In May, Morales, along with delegates from distinct geographic areas and organizations, submitted these steps to the UN in a “People’s Accord,” to be included in the debates under the UN Framework Convention on Climate Change (UNFCCC). Though compared to the political machinery of the UNFCCC process the People’s Accord may feel like a drop in the bucket, its proposals are bold, smart, and look to long-term change.
The People’s Accord calls for a 50 percent reduction of greenhouse gases by 2017, and the creation of an International Climate and Justice Tribunal with the capacity to enforce it through fines or further lowering of gas limits. It also calls for a global referendum on climate change and puts forward a Universal Declaration on the Rights of Mother Earth to be adopted by the UN. Mother Earth’s rights include the “right to life and right to exist; the right to regenerate biodiversity free of human disruption; the right to be free from contamination, pollution, and toxic or radioactive waste; and the right to not have its genetic structure modified.” Sounds reasonable.
The Accord also states that it is the disproportionate responsibility of developed countries to tackle climate change, and that the process by which agreements are made must be “inclusive, transparent, and participatory,” unlike the bilateral backdoor discussions seen in Copenhagen. The most critical aspect of the People’s Accord, however, is that it puts into plain language what many have tried to water down or evade: capitalism is bad for Earth.

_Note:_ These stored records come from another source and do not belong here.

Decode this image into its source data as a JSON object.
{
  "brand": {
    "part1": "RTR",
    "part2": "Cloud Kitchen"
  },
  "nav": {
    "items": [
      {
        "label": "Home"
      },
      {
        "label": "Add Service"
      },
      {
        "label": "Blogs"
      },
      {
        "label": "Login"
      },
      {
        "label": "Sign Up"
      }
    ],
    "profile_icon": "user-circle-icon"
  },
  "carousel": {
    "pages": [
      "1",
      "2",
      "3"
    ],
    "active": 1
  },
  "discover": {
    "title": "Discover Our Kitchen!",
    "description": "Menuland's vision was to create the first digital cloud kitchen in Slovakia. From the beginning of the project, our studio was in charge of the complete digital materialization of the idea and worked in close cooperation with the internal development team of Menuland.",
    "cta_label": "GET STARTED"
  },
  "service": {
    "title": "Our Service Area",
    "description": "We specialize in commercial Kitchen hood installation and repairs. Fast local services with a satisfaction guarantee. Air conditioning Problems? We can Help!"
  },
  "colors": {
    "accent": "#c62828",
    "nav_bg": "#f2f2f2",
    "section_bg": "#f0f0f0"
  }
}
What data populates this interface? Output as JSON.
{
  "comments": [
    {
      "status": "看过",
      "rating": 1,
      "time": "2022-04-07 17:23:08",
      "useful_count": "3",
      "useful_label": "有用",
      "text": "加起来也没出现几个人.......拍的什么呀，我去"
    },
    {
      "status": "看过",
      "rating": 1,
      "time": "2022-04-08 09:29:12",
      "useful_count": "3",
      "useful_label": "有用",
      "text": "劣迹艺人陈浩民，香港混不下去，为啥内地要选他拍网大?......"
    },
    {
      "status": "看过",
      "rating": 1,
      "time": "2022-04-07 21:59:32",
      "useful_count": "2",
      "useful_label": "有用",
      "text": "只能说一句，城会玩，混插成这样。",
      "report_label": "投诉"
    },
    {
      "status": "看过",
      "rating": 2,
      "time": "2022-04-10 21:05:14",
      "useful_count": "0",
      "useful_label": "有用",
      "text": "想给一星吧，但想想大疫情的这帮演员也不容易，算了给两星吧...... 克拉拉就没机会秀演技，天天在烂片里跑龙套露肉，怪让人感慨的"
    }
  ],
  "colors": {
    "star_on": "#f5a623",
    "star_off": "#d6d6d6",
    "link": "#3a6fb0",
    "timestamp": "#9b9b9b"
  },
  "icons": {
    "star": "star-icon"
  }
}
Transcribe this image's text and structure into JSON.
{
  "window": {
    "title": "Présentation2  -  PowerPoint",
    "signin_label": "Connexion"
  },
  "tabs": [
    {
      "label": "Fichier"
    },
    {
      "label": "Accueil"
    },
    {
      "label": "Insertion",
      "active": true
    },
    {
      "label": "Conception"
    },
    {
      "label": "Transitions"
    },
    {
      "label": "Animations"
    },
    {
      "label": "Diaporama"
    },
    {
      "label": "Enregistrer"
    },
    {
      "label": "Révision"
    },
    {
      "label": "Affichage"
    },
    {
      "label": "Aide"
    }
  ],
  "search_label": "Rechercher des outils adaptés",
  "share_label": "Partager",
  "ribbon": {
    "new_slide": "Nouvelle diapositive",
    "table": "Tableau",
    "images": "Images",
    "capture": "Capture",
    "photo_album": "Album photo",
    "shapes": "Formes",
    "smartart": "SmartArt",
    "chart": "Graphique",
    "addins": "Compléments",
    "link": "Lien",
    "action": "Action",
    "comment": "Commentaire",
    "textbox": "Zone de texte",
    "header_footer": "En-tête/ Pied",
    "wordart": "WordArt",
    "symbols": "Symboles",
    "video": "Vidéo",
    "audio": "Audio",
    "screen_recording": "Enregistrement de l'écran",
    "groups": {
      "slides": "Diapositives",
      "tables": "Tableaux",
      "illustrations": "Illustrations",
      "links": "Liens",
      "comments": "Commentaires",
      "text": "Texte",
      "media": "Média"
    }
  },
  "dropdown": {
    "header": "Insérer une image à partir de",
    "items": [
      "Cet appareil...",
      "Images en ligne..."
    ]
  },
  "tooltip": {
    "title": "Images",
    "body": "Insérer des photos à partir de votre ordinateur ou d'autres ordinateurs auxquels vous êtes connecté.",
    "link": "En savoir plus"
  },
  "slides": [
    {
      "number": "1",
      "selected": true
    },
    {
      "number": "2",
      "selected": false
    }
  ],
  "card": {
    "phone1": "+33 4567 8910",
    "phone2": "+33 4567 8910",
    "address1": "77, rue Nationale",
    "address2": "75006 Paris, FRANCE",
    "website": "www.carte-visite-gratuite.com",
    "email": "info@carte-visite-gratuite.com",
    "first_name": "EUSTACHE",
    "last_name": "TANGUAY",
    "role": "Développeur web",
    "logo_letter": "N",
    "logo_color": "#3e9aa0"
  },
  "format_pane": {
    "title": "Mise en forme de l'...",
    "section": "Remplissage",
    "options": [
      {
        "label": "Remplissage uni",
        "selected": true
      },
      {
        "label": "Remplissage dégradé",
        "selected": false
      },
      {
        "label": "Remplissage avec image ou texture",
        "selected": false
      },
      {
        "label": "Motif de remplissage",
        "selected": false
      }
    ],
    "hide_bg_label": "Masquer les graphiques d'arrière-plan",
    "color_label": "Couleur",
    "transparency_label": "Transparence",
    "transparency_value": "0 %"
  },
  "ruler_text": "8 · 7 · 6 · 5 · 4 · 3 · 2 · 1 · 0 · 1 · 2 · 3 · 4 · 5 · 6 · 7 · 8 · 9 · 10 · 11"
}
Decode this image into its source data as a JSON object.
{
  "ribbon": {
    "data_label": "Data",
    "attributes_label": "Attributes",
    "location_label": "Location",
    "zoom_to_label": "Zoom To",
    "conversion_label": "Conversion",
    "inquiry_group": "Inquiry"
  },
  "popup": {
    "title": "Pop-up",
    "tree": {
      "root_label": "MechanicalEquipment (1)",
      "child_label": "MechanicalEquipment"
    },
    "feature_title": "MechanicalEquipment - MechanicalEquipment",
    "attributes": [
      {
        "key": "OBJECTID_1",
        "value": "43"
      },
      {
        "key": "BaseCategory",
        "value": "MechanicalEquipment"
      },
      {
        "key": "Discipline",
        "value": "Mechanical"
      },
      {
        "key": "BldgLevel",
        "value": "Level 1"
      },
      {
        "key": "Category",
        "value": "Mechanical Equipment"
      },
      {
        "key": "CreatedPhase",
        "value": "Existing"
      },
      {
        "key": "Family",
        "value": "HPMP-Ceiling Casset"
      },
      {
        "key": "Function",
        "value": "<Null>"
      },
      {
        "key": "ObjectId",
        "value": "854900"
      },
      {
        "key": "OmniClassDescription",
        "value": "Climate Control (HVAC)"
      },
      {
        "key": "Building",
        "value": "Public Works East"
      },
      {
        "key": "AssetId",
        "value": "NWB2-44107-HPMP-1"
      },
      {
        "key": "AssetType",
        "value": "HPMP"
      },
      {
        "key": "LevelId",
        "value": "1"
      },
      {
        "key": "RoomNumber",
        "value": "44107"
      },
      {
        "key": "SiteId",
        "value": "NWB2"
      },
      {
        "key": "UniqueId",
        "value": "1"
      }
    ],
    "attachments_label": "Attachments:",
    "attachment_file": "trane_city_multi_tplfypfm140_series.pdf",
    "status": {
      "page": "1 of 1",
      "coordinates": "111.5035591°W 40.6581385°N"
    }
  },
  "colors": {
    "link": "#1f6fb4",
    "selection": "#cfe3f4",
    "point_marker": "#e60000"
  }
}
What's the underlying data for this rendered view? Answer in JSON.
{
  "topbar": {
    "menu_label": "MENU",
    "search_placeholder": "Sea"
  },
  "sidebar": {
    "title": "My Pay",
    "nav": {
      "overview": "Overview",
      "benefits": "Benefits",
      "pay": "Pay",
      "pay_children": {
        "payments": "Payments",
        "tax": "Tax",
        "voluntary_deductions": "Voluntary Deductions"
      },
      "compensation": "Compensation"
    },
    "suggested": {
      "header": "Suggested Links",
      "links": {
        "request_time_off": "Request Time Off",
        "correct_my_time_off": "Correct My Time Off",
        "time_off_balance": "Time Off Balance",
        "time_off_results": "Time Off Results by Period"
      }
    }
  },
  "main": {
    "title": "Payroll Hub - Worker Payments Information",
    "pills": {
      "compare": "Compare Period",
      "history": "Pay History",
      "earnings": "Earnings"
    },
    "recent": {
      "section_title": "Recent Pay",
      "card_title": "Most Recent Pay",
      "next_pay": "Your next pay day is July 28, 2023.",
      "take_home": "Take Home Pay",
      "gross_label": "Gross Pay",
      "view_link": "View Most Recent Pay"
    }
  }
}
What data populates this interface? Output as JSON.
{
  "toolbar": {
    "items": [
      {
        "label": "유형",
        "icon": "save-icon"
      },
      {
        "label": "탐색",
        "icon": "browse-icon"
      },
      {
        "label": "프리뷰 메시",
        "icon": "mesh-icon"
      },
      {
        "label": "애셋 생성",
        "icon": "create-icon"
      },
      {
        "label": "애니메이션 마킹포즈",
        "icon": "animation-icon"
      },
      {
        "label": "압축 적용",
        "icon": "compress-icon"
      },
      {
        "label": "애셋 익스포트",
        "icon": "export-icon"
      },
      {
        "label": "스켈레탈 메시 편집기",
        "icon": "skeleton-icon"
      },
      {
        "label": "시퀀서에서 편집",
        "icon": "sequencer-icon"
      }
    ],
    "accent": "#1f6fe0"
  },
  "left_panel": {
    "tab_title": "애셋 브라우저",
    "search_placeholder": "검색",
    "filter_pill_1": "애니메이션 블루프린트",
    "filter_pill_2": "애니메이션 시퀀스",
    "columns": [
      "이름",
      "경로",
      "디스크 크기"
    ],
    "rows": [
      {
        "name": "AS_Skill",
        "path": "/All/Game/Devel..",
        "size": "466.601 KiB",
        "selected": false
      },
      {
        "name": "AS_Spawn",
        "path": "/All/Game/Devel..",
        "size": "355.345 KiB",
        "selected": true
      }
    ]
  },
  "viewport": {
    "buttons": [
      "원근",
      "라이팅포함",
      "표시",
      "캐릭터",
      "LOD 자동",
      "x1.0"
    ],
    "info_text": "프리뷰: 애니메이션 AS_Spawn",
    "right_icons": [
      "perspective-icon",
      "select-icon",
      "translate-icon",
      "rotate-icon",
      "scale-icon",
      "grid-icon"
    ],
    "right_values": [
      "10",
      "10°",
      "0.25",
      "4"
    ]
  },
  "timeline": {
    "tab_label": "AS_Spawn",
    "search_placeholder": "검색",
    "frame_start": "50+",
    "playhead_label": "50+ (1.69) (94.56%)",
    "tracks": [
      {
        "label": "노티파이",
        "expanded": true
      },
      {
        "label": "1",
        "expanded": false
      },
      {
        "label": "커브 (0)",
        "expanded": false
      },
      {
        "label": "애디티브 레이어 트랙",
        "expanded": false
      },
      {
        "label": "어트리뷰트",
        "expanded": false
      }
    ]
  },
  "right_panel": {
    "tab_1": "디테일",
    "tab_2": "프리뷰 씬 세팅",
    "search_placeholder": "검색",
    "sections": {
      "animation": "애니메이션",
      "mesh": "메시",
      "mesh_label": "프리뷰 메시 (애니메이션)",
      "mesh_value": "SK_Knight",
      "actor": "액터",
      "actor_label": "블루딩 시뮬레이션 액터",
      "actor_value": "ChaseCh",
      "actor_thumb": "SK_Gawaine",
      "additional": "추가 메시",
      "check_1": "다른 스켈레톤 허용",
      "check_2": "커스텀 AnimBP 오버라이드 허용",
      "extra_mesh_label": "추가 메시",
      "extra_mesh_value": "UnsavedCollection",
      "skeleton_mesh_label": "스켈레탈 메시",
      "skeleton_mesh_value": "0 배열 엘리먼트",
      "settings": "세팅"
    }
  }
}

It says: “a system of unfettered and unregulated markets has resulted in prioritizing the extreme competition for profits and growth, and that this has separated humanity from nature, establishing a logic of domination over it, turning everything into a commodity: water, earth, the human genome, the ancestral cultures, biodiversity, justice, ethics, rights of peoples, and life itself.”
Now that’s what many would call real progress. The Accord also states that the root causes of climate change must be addressed, like the “unsustainable patterns of consumption and production” and “unlimited development in a finite planet.”
In a speech to the G-77, Morales denounced the now $70 billion carbon market that promotes the trading of carbon credits as a “lucrative business that commodifies nature, favors a few intermediaries, and does not significantly contribute to the reduction in greenhouse gases.” Dispelling the market-based solutions to climate change, Morales concluded, “We have two paths to save capitalism, or to save life and Mother Earth.”
The choice couldn't be clearer. Either a path of democracy for the people of Honduras, a path toward sustainable reconstruction for Haiti, and sovereignty for the people of Latin America and the world, or a path that time and time again will prove to fail the life on this planet.